Es ist nicht bekannt, was als nächstes geschah, aber seine Leiche wurde in dem großen Alkoholfass des Schiffes aufbewahrt. Anschließend wurde seine Leiche von einem katalanischen Kaufmann erworben, der die riesige Leiche in einer Glaskiste ausstellte und kurz darauf auf mysteriöse Weise verschwand oder gestohlen wurde.

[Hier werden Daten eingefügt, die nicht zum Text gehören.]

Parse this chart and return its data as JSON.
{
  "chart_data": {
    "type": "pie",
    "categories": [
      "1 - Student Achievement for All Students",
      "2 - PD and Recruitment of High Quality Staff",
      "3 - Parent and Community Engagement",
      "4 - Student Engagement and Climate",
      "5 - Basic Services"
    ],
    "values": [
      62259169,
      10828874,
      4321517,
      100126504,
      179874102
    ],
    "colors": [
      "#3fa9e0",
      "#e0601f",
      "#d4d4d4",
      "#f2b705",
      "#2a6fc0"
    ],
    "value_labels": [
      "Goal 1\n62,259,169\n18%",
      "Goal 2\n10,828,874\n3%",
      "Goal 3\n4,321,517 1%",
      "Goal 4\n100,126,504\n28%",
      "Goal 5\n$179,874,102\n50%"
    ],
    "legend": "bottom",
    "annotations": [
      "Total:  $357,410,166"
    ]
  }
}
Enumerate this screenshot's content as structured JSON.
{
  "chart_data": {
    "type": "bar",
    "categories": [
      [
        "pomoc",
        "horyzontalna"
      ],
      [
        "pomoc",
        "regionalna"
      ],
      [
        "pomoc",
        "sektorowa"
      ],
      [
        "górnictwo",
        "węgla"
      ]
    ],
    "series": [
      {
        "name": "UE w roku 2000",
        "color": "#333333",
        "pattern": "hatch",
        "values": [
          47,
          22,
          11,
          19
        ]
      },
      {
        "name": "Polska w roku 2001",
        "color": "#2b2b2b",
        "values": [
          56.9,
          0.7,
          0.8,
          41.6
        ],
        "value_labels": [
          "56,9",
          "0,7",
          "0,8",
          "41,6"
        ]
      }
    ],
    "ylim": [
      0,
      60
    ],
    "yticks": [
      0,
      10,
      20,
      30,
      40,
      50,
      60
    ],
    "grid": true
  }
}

Mama Kap Dwa wurde in Baltimore gehalten.
Bildnachweis: Christopher Crews über Flickr

Später im 19. Jahrhundert wurde in Dover, England, die Leiche eines zweiköpfigen Riesen gesehen. Es lag an einem Showman, das Publikum mit einzigartigen Erlebnissen und echtem Nervenkitzel zu locken. Die Leiche ging durch die Hände vieler Rummelplätze, bis sie 1914 den Birnbeck Pier in Weston in North Somerset erreichte. Anschließend wurde sie an Lord Thomas Howard verkauft, der die mumifizierte Leiche des Riesen in ein Krankenhaus in Baltimore, Maryland, USA, schickte für die richtige Analyse. . Wie auch immer, der Test fand nie statt, aus Angst, schlimme Folgen zu haben.

Die Überreste werden nun von Robert Gerber und seiner Frau erworben, den Besitzern von Bob’s Side Show bei The Antique Man Ltd in Baltimore. Unter all den anderen Geschichten hat Gerber noch eine. Ihm zufolge wurde Kap Dwa nicht von Seeleuten getötet, sondern von den Indianern, die die Expedition nach Patagonien begleiteten und den Riesen gegen Waffen eintauschen wollten. Darüber hinaus weist Gerber darauf hin, dass Bauchverletzungen mit Speerverletzungen und nicht mit Schusswunden zusammenfallen.

Kap Dwa während Trenton, NJ State Fair, ca. 1968 bis 1972

Die Authentizität dieser Geschichte ist immer noch zweifelhaft, aber es gibt starke Beweise für die Existenz von Riesen. Darüber hinaus ist aus wissenschaftlicher Sicht nicht zu leugnen, dass einer der Riesen möglicherweise zwei Köpfe hat, da eine solche Anomalie auch beim modernen Menschen selten vorkommt.